En 2006, contrairement à 2010, il pouvait s'appuyer sur des joueurs qui étaient des relais techniques sur le terrain. Ces joueurs partageaient le projet de l'entraîneur. L'équipe de France d'Aimé Jacquet peut s'appuyer sur Blanc et Deschamps. Sur le terrain, ils oeuvraient à organiser l'équipe selon la demande de l'entraîneur. Après c'est l'absence de ce type de profil qui s'est faite sentir. Pour gagner, un grand entraineur a toujours une grande équipe avec lui.
Si je vous suis, un bon manager n'est rien sans son équipe et inversement ?
Oui. Dans une entreprise aussi, pour réussir, il faut que tout le monde aille dans le même sens. A la direction de définir la stratégie générale, qu'elle doit communiquer aux managers pour qu'ils puissent la relayer auprès des personnes les plus proches du terrain. Ces derniers doivent alors s'approprier le discours et le mettre en oeuvre.
Autrement dit, les meilleures entreprises ne sont pas celles qui ont les meilleurs éléments, mais celles qui sont les plus cohérentes du top manager à l'opérateur de production ?
Le succès c'est le projet d'équipe partagé par tous. Un exemple venu du football explique cela très bien. Il y a quelques années, dans le championnat de France, on avait d'un côté le PSG qui venait d'être racheté par les Qataris et Montpellier aux moyens plus modestes. Numéro deux du championnat, ils réalisent qu'ils peuvent devenir champions de France. Cela devient leur projet collectif, qui soude toute l'équipe. Résultat : ils décrochent le titre, alors qu'il est évident qu'ils n'ont pas les meilleurs joueurs du moment.
L'été passe, les joueurs de Montpellier ont été contactés par d'autres équipes, ils ont repris leur projet personnel. L'année suivante, la même équipe avec les mêmes joueurs finit neuvième. L'adhésion au projet collectif n'était plus aussi forte.

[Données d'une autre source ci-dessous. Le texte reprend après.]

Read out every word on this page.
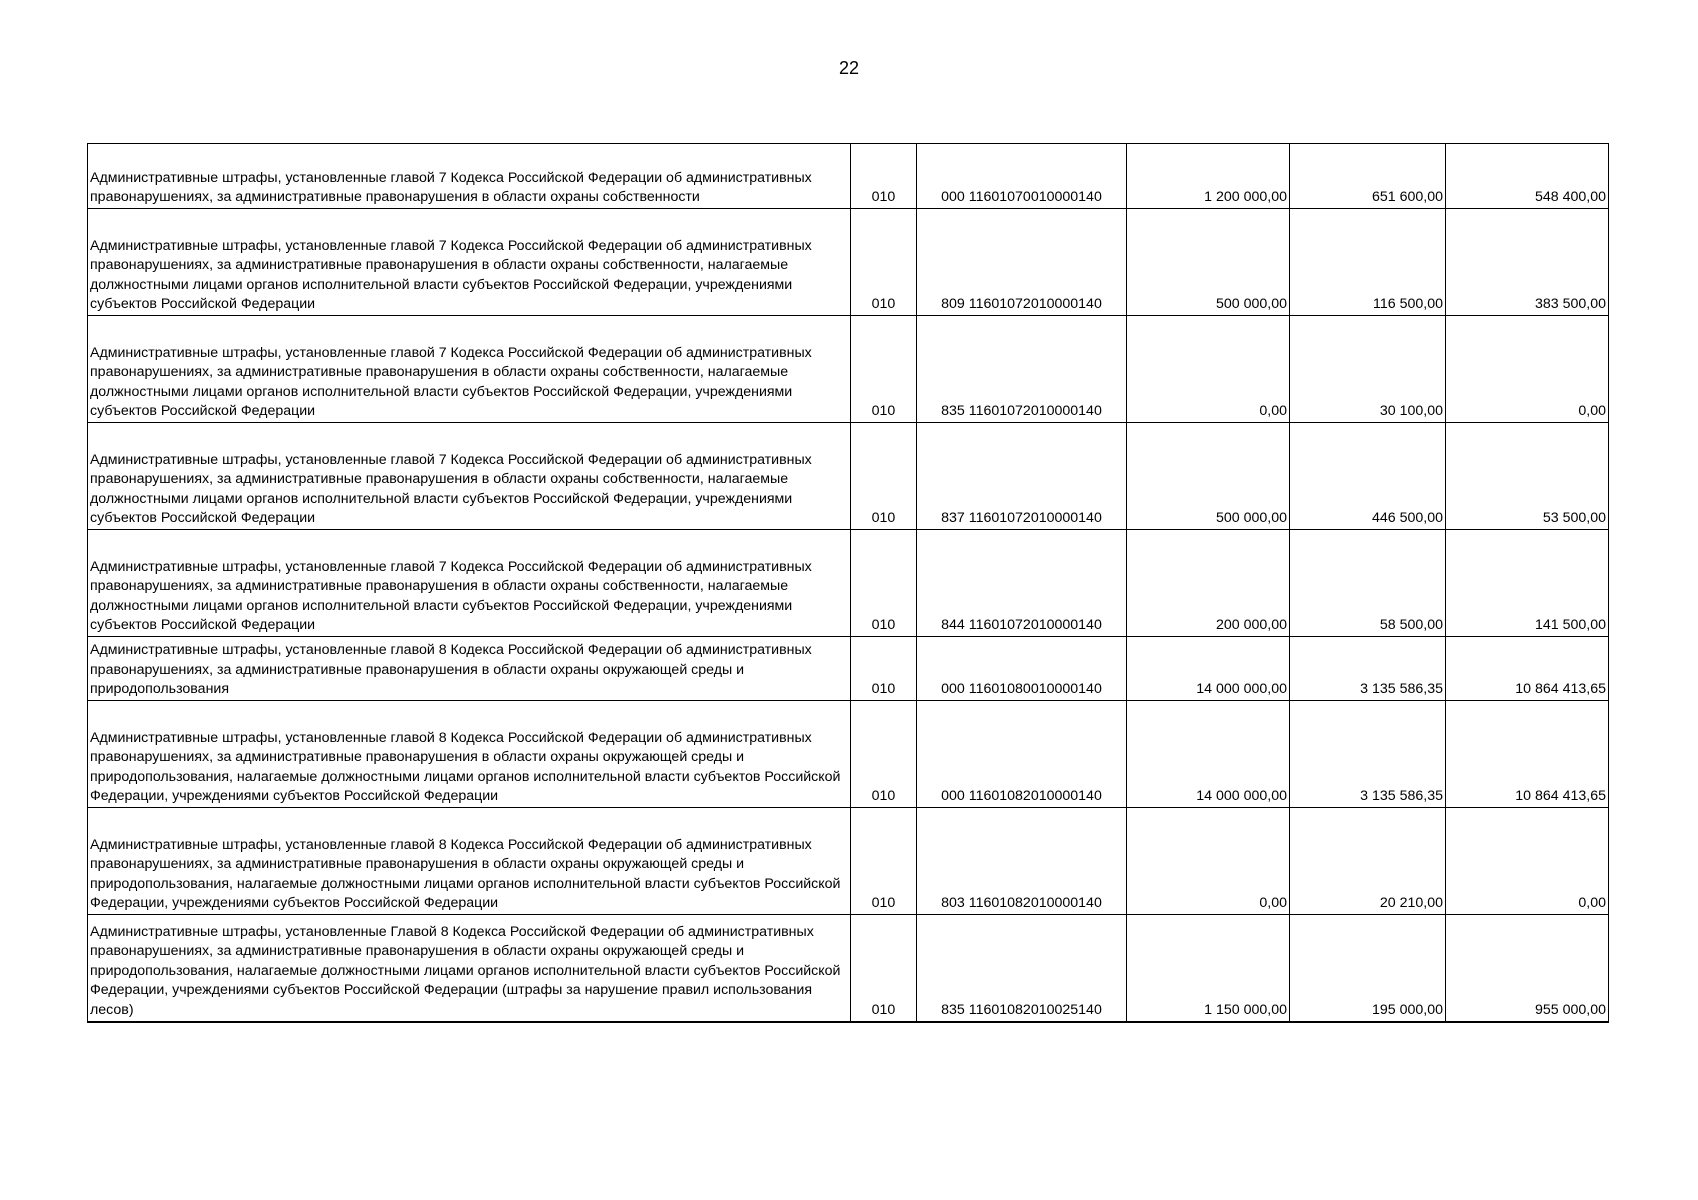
22
Административные штрафы, установленные главой 7 Кодекса Российской Федерации об административных правонарушениях, за административные правонарушения в области охраны собственности	010	000 11601070010000140	1 200 000,00	651 600,00	548 400,00
Административные штрафы, установленные главой 7 Кодекса Российской Федерации об административных правонарушениях, за административные правонарушения в области охраны собственности, налагаемые должностными лицами органов исполнительной власти субъектов Российской Федерации, учреждениями субъектов Российской Федерации	010	809 11601072010000140	500 000,00	116 500,00	383 500,00
Административные штрафы, установленные главой 7 Кодекса Российской Федерации об административных правонарушениях, за административные правонарушения в области охраны собственности, налагаемые должностными лицами органов исполнительной власти субъектов Российской Федерации, учреждениями субъектов Российской Федерации	010	835 11601072010000140	0,00	30 100,00	0,00
Административные штрафы, установленные главой 7 Кодекса Российской Федерации об административных правонарушениях, за административные правонарушения в области охраны собственности, налагаемые должностными лицами органов исполнительной власти субъектов Российской Федерации, учреждениями субъектов Российской Федерации	010	837 11601072010000140	500 000,00	446 500,00	53 500,00
Административные штрафы, установленные главой 7 Кодекса Российской Федерации об административных правонарушениях, за административные правонарушения в области охраны собственности, налагаемые должностными лицами органов исполнительной власти субъектов Российской Федерации, учреждениями субъектов Российской Федерации	010	844 11601072010000140	200 000,00	58 500,00	141 500,00
Административные штрафы, установленные главой 8 Кодекса Российской Федерации об административных правонарушениях, за административные правонарушения в области охраны окружающей среды и природопользования	010	000 11601080010000140	14 000 000,00	3 135 586,35	10 864 413,65
Административные штрафы, установленные главой 8 Кодекса Российской Федерации об административных правонарушениях, за административные правонарушения в области охраны окружающей среды и природопользования, налагаемые должностными лицами органов исполнительной власти субъектов Российской Федерации, учреждениями субъектов Российской Федерации	010	000 11601082010000140	14 000 000,00	3 135 586,35	10 864 413,65
Административные штрафы, установленные главой 8 Кодекса Российской Федерации об административных правонарушениях, за административные правонарушения в области охраны окружающей среды и природопользования, налагаемые должностными лицами органов исполнительной власти субъектов Российской Федерации, учреждениями субъектов Российской Федерации	010	803 11601082010000140	0,00	20 210,00	0,00
Административные штрафы, установленные Главой 8 Кодекса Российской Федерации об административных правонарушениях, за административные правонарушения в области охраны окружающей среды и природопользования, налагаемые должностными лицами органов исполнительной власти субъектов Российской Федерации, учреждениями субъектов Российской Федерации (штрафы за нарушение правил использования лесов)	010	835 11601082010025140	1 150 000,00	195 000,00	955 000,00
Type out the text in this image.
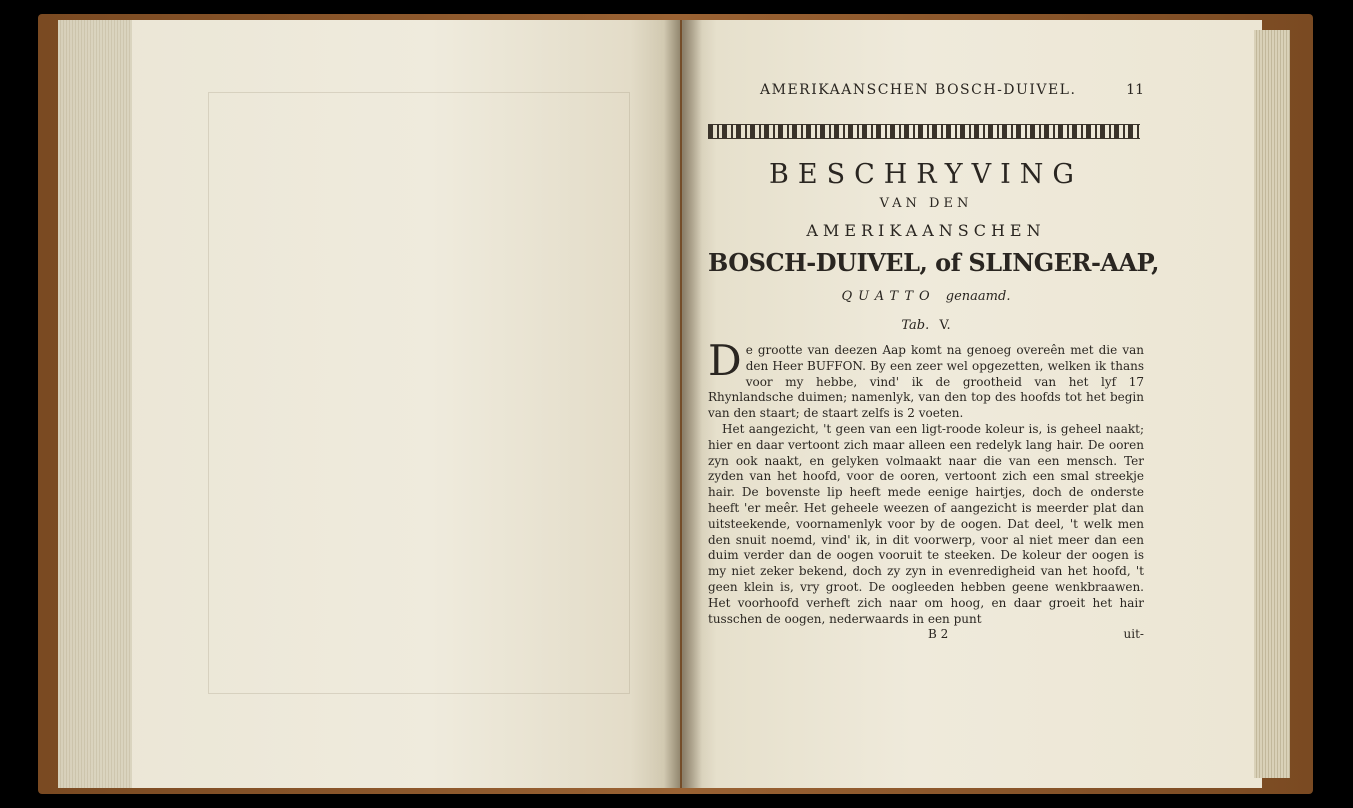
AMERIKAANSCHEN BOSCH-DUIVEL.	11
BESCHRYVING
VAN DEN
AMERIKAANSCHEN
BOSCH-DUIVEL, of SLINGER-AAP,
QUATTO genaamd.
Tab. V.

De grootte van deezen Aap komt na genoeg overeên met die van den Heer BUFFON. By een zeer wel opgezetten, welken ik thans voor my hebbe, vind' ik de grootheid van het lyf 17 Rhynlandsche duimen; namenlyk, van den top des hoofds tot het begin van den staart; de staart zelfs is 2 voeten.

Het aangezicht, 't geen van een ligt-roode koleur is, is geheel naakt; hier en daar vertoont zich maar alleen een redelyk lang hair. De ooren zyn ook naakt, en gelyken volmaakt naar die van een mensch. Ter zyden van het hoofd, voor de ooren, vertoont zich een smal streekje hair. De bovenste lip heeft mede eenige hairtjes, doch de onderste heeft 'er meêr. Het geheele weezen of aangezicht is meerder plat dan uitsteekende, voornamenlyk voor by de oogen. Dat deel, 't welk men den snuit noemd, vind' ik, in dit voorwerp, voor al niet meer dan een duim verder dan de oogen vooruit te steeken. De koleur der oogen is my niet zeker bekend, doch zy zyn in evenredigheid van het hoofd, 't geen klein is, vry groot. De oogleeden hebben geene wenkbraawen. Het voorhoofd verheft zich naar om hoog, en daar groeit het hair tusschen de oogen, nederwaards in een punt

B 2	uit-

Comment fait l'entraîneur ou le manager pour créer justement cette adhésion ?
C'est une question de charisme, de priorité. José Mourinho est un entraîneur qui a gagné partout où il est passé. De l'avis des autres entraîneurs qu'a interrogé mon co-auteur journaliste à L'équipe, il est le meilleur d'entre-eux. Quand il leur a demandé pourquoi, ils ont répondu qu'il avait gagné mais surtout qu'il savait créer un climat tel que les joueurs étaient prêts à mourir pour obtenir l'objectif. En une phrase : il savait mobiliser son équipe comme personne.

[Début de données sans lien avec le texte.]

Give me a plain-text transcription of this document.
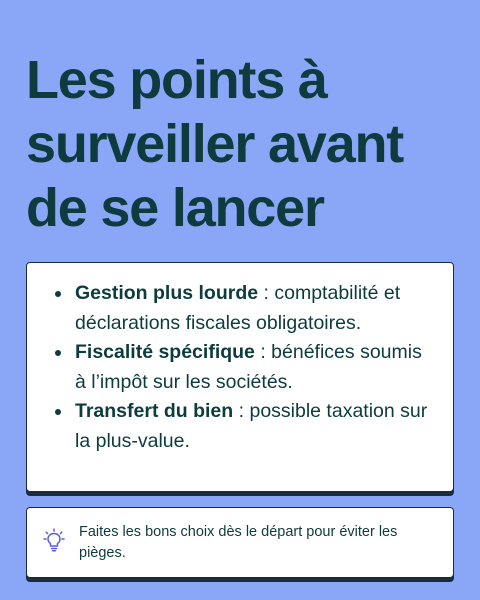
Les points à surveiller avant de se lancer
Gestion plus lourde : comptabilité et déclarations fiscales obligatoires.
Fiscalité spécifique : bénéfices soumis à l’impôt sur les sociétés.
Transfert du bien : possible taxation sur la plus-value.

Faites les bons choix dès le départ pour éviter les pièges.
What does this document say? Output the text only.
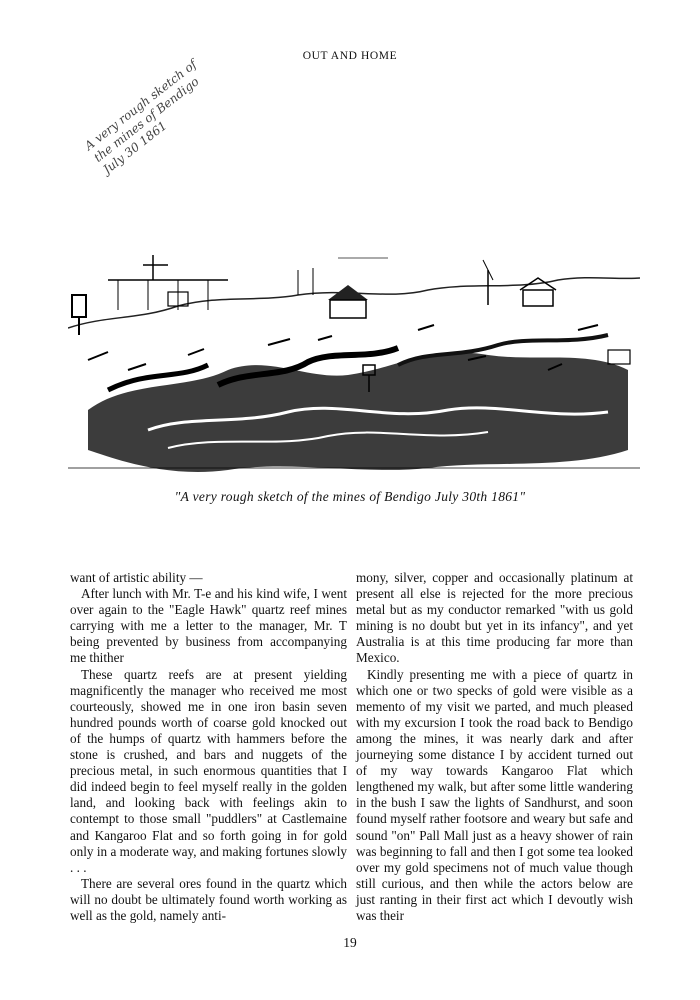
OUT AND HOME
A very rough sketch of the mines of Bendigo July 30 1861
"A very rough sketch of the mines of Bendigo July 30th 1861"

want of artistic ability —

After lunch with Mr. T-e and his kind wife, I went over again to the "Eagle Hawk" quartz reef mines carrying with me a letter to the manager, Mr. T being prevented by business from accompanying me thither

These quartz reefs are at present yielding magnificently the manager who received me most courteously, showed me in one iron basin seven hundred pounds worth of coarse gold knocked out of the humps of quartz with hammers before the stone is crushed, and bars and nuggets of the precious metal, in such enormous quantities that I did indeed begin to feel myself really in the golden land, and looking back with feelings akin to contempt to those small "puddlers" at Castlemaine and Kangaroo Flat and so forth going in for gold only in a moderate way, and making fortunes slowly . . .

There are several ores found in the quartz which will no doubt be ultimately found worth working as well as the gold, namely anti-

mony, silver, copper and occasionally platinum at present all else is rejected for the more precious metal but as my conductor remarked "with us gold mining is no doubt but yet in its infancy", and yet Australia is at this time producing far more than Mexico.

Kindly presenting me with a piece of quartz in which one or two specks of gold were visible as a memento of my visit we parted, and much pleased with my excursion I took the road back to Bendigo among the mines, it was nearly dark and after journeying some distance I by accident turned out of my way towards Kangaroo Flat which lengthened my walk, but after some little wandering in the bush I saw the lights of Sandhurst, and soon found myself rather footsore and weary but safe and sound "on" Pall Mall just as a heavy shower of rain was beginning to fall and then I got some tea looked over my gold specimens not of much value though still curious, and then while the actors below are just ranting in their first act which I devoutly wish was their

19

Cela n'est pas dû au hasard. C'est un entraîneur qui met toujours son équipe en avant. De même en début de saison, il envoie une lettre en quelques points à chaque joueur. Il commence par lui rappeler qu'il est important. Ensuite, il ajoute que l'équipe est encore plus importante. Il explicite alors le rôle qu'il attend du destinataire et termine en rappelant les valeurs du groupe.
Un manager devrait-il envoyer une telle lettre ?

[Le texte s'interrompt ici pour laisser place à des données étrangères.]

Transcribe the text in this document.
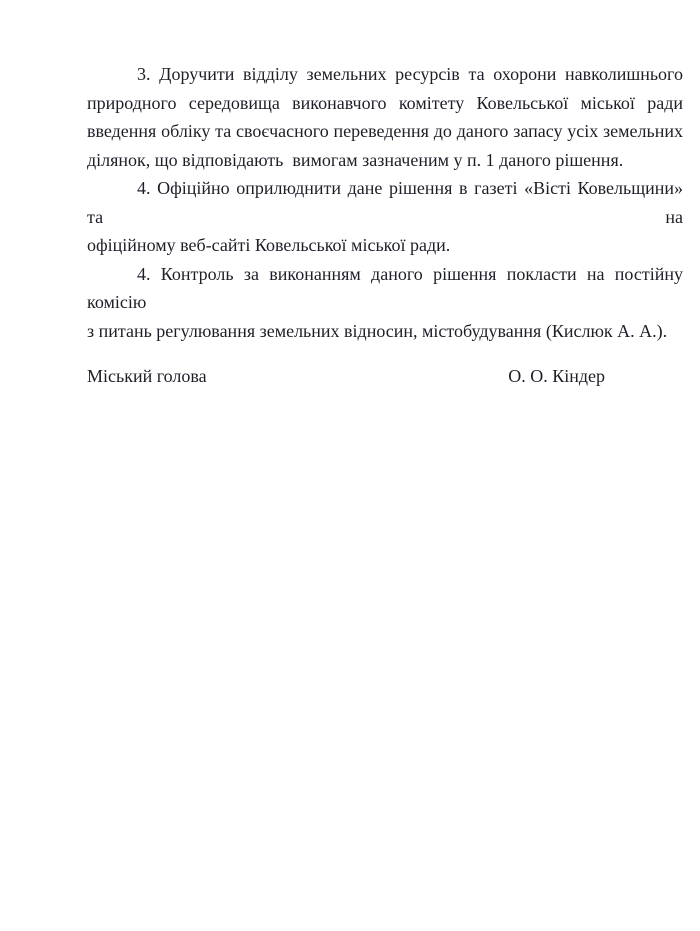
3. Доручити відділу земельних ресурсів та охорони навколишнього
природного середовища виконавчого комітету Ковельської міської ради
введення обліку та своєчасного переведення до даного запасу усіх земельних
ділянок, що відповідають  вимогам зазначеним у п. 1 даного рішення.
4. Офіційно оприлюднити дане рішення в газеті «Вісті Ковельщини» та на
офіційному веб-сайті Ковельської міської ради.
4. Контроль за виконанням даного рішення покласти на постійну комісію
з питань регулювання земельних відносин, містобудування (Кислюк А. А.).
Міський голова	О. О. Кіндер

Une lettre peut-être pas, mais lors de l'entretien annuel ou d'un point organisé, il faut savoir rappeler aux membres de l'équipe leur place dans l'équipe et l'objectif collectif.
L'attaquant doit marquer des buts, le commercial décrocher des contrats. Pour marquer des buts, l'attaquant a besoin qu'on lui passe des balles. De même, le commercial a besoin de services marketing qui le soutiennent. Tout le monde doit aller dans le même sens, c'est essentiel. Mais chacun doit savoir aussi quelle est sa place.
Sinon, le risque est grand que chacun accuse les autres. Le marketing ou la production va critiquer les commerciaux. Ces derniers vont dire qu'on leur demande de vendre de mauvais produits...
Quels sont les qualités pour être un bon entraîneur ? Sont-elles les mêmes pour un bon manager ?
Si je peux reformuler votre question, il faut se demander si les entreprises nomment les bons managers. Au football, les entraîneurs sont rarement des attaquants. Ces derniers ont des qualités mais sont souvent très individualistes. Les deux seuls joueurs de 1998 qui sont devenus sélectionneurs sont Blanc et Deschamps, qui ne sont pas, ce n'est pas les insulter, des joueurs flamboyants.
Or, dans les entreprises, on a souvent tendance à nommer manager le meilleur commercial dont le profil ressemble à celui de l'attaquant. Or un bon manager c'est quelqu'un qui doit avoir confiance, dans les autres, quelqu'un qui sait faire faire, une mission qui ne requiert pas les mêmes compétences que faire. Etre le meilleur dans son métier ne fait pas de vous le meilleur manager.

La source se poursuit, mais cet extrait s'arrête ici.